If your header is strong, welcoming, and friendly, then you’ve already done most of the work of getting a user’s attention. In the same way, a badly formatted header can spoil somebody’s entire perception of your site, even if the rest of your page is pleasant. Your header is the first thing a user sees, but it can be much more than a welcome sign for your customers. For nearly every sort of website out there, the header serves as a navigation bar as well. If you choose to do this, then having an aesthetically pleasing header is especially important because your customers will have to revisit it time and again in order to navigate your site.
Which destinations you actually include in the header is up to you and your priorities, but there are a few things that you should not do without. A Call-To-Action, or CTA is an essential part of any header. What form this CTA takes can vary. If you have an iconic logo or branding, that alone might be enough. It serves as a flag, planted right in full view, proclaiming who you are to any potential user. This approach might not work so well if you aren’t well-established yet. For most e-commerce stores, the CTA is better served by including some buzzwords about your product, so that users can instantly know what to expect when they make a purchase. After reading that, you can include a link to special deals in the next place they’re likely to look, emphasizing that this you have the best goods for the best price.
One pitfall to watch out for is making your header too busy, especially if it’s also your navbar. It’s tempting to put a link to every page on your site up there, so that your users will see just how much content you have, and be able to reach any of it at any time. While it can be convenient, a crowded header muddles your message, and can actually make it more difficult for the user to find what they’re looking for. Take a step back, and figure out which pages are most essential to your customers. If you have many different categories of product in your catalog, try using a drop down menu in place of yet another button on the navbar.
Another tool that must be used wisely is making your header “sticky”, meaning having it’s position in the browser window remain constant even when the customer scrolls down. This is very useful if your pages are very tall, and you don’t want to make people have to scroll up for minutes just to visit a different section of your site. On some pages, however, this can read as intrusive or pretentious. It can also look very ugly if you’re not careful when it is coded. Most modern webpage making services, like Wix and Squarespace, have tools that do it for you, but if you’re making it yourself then you need to be cautious.

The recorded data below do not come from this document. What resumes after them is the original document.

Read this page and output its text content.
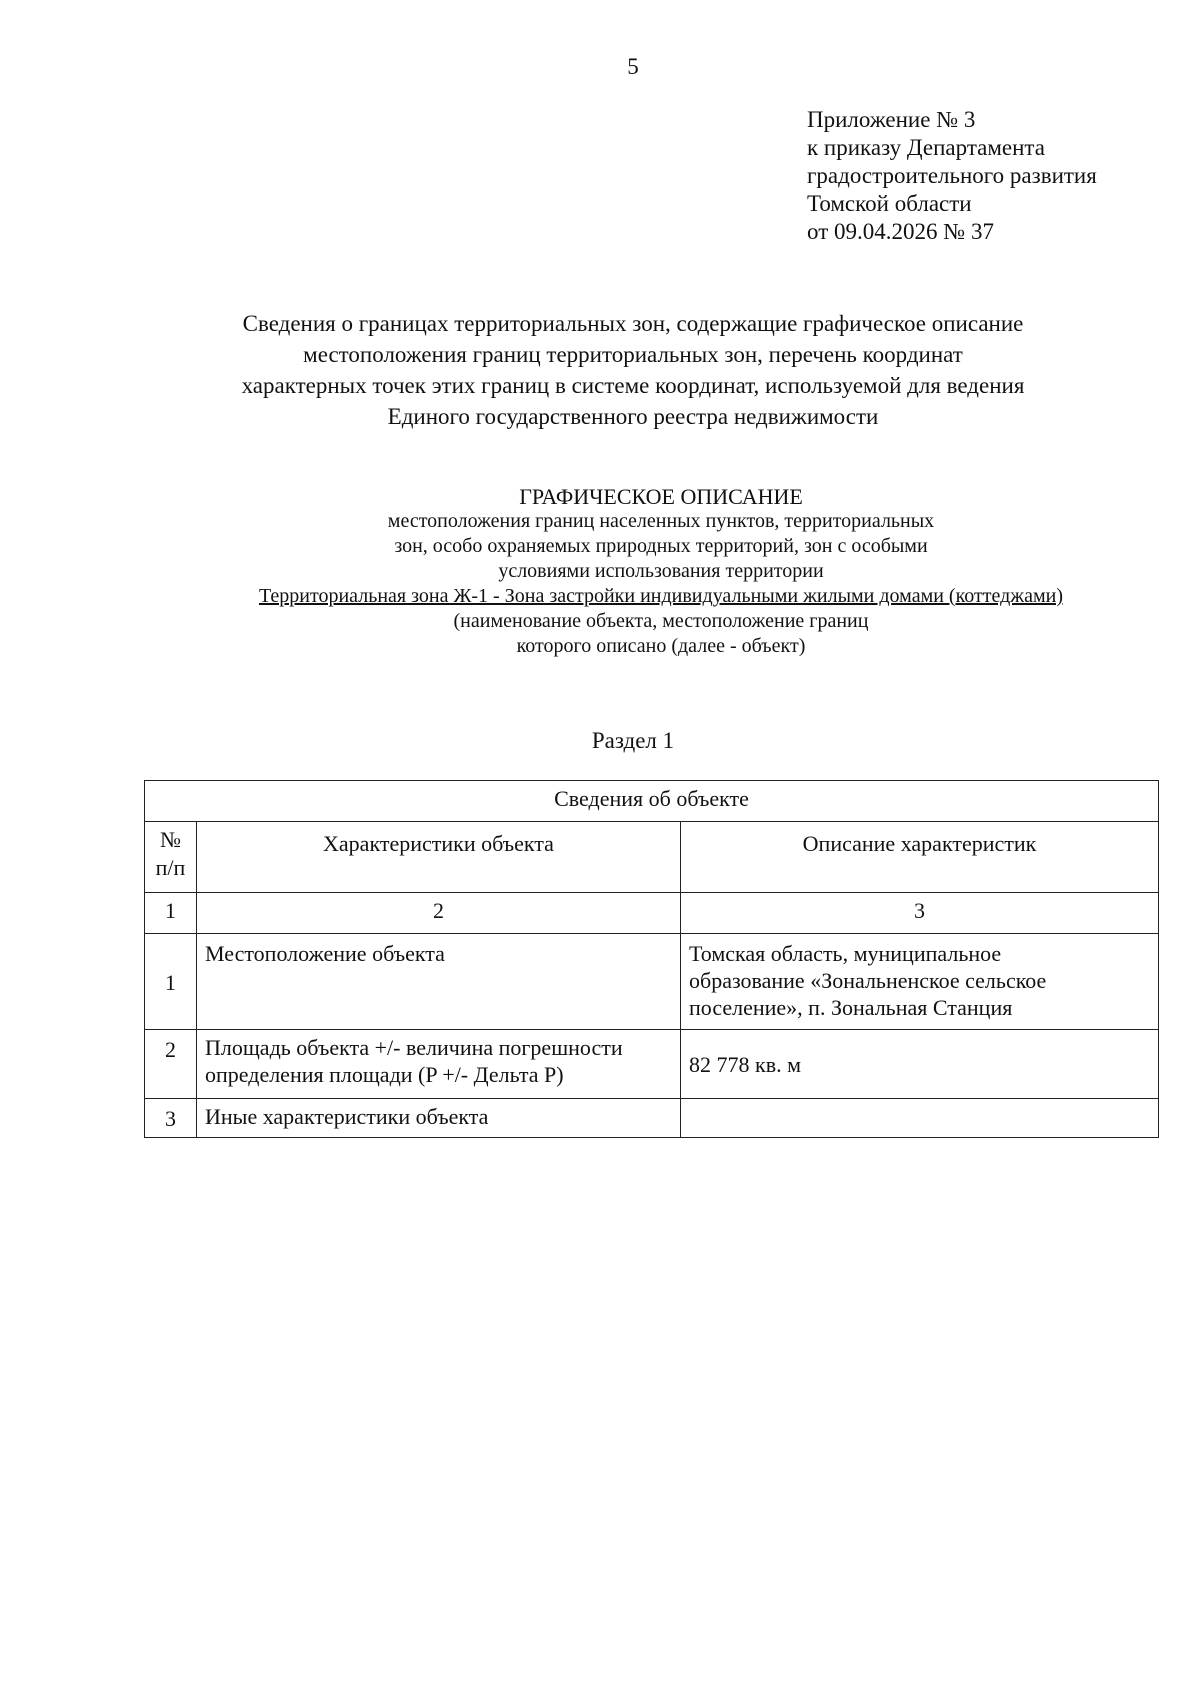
5
Приложение № 3
к приказу Департамента
градостроительного развития
Томской области
от 09.04.2026 № 37
Сведения о границах территориальных зон, содержащие графическое описание
местоположения границ территориальных зон, перечень координат
характерных точек этих границ в системе координат, используемой для ведения
Единого государственного реестра недвижимости
ГРАФИЧЕСКОЕ ОПИСАНИЕ
местоположения границ населенных пунктов, территориальных
зон, особо охраняемых природных территорий, зон с особыми
условиями использования территории
Территориальная зона Ж-1 - Зона застройки индивидуальными жилыми домами (коттеджами)
(наименование объекта, местоположение границ
которого описано (далее - объект)
Раздел 1
Сведения об объекте		

№
п/п	Характеристики объекта	Описание характеристик
1	2	3
1	Местоположение объекта	Томская область, муниципальное
образование «Зональненское сельское
поселение», п. Зональная Станция

2	Площадь объекта +/- величина погрешности
определения площади (P +/- Дельта P)	82 778 кв. м
3	Иные характеристики объекта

Whether your header is a CTA, a navigation bar, or even just decorative, it’s not an aspect of your website that you want to ignore. Luckily for you, designing a good header is actually quite easy. A few simple tweaks can take it from something plain and boring to something truly eye-catching. Consider adding a beautiful image to the background, one related to your product. A professional and pleasing picture of your products, or even more than one picture, can help fortify your branding and make your header even more pleasing. You can also experiment with typography and fonts; there are many available for free online.
However you want to style your header, make sure that it serves the interests of your e-commerce site. Your header is the first thing your users will see, and it can invite new customers in, or drive them away. If you give it the same care, attention, and thought that you give the rest of your website, your business will see the difference.